Trump nominates ex-New Mexico lawmaker to oversee public lands | Trump administration

Donald Trump on Wednesday nominated a former New Mexico lawmaker to oversee management of vast public lands that play a central role in Republican attempts to ramp up fossil fuel production.
Bureau of Land Management (BLM) nominee, former Rep. Steve Pearce of New Mexico, must be confirmed by the Senate. The agency manages a quarter of a billion acres, or about 10 percent of U.S. land. It is also responsible for 700 million acres of underground minerals, including significant reserves of oil, natural gas and coal.
The agency’s policies have changed dramatically as control of the White House has shifted between Republicans and Democrats.
Under Democratic President Joe Biden, former bureau director Tracy Stone-Manning curbed oil drilling and coal mining on federal lands while expanding renewable energy in an effort to curb the climate crisis.
Trump and congressional Republicans moved quickly to dismantle Biden’s actions. In a matter of months, they opened millions of acres of public lands to mining and drilling and rolled back land plans and conservation strategies that the Biden administration had spent years formulating.
But some initiatives have failed, including Utah Republican Sen. Mike Lee’s proposal to sell more than 2 million acres of federal land to states or other entities. In October, the largest government sale of coal leases in more than a decade resulted in a low-price offer that was rejected by the BLM.
A previous nominee to lead the agency, longtime oil and gas industry official Kathleen Sgamma, withdrew in April following revelations that she had criticized Trump in 2021 for inciting the Jan. 6 attack on the U.S. Capitol.
Pearce is a former fighter pilot and Vietnam War veteran who ran a successful oilfield services company in New Mexico. He was first elected to the House of Representatives in 2003 and served seven terms in a district spanning oil fields and vast swathes of federally supervised public lands.
Pearce had a conservative voting record and championed the interests of New Mexico ranchers when parts of the Lincoln National Forest were closed to protect the endangered New Mexico meadow jumping mouse.
He unsuccessfully ran for U.S. Senate against Democratic incumbent Tom Udall in 2008, and lost his gubernatorial bid in 2018 to Democrat Michelle Lujan Grisham.

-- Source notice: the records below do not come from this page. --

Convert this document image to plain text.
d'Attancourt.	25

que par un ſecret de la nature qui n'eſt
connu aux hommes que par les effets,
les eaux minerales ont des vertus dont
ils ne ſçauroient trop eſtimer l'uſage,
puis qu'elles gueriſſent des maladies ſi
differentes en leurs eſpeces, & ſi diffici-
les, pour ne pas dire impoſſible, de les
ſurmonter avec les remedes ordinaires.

Pearce later served as chairman of the state Republican Party and was a strong supporter of Trump, who lost three times in New Mexico.
The land office went four years without a confirmed director during Trump’s first term. The Republican president also transferred his seat to Colorado before returning it to Washington DC, under Biden.
The agency had about 9,250 employees at the start of the government shutdown on October 1. That represents a drop of about 800 employees since the start of Trump’s term, following widespread layoffs and resignations driven by the administration’s efforts to reduce the federal workforce.
Licensing for oil, gas and coal continued during the shutdown and most land office employees were exempt from furlough.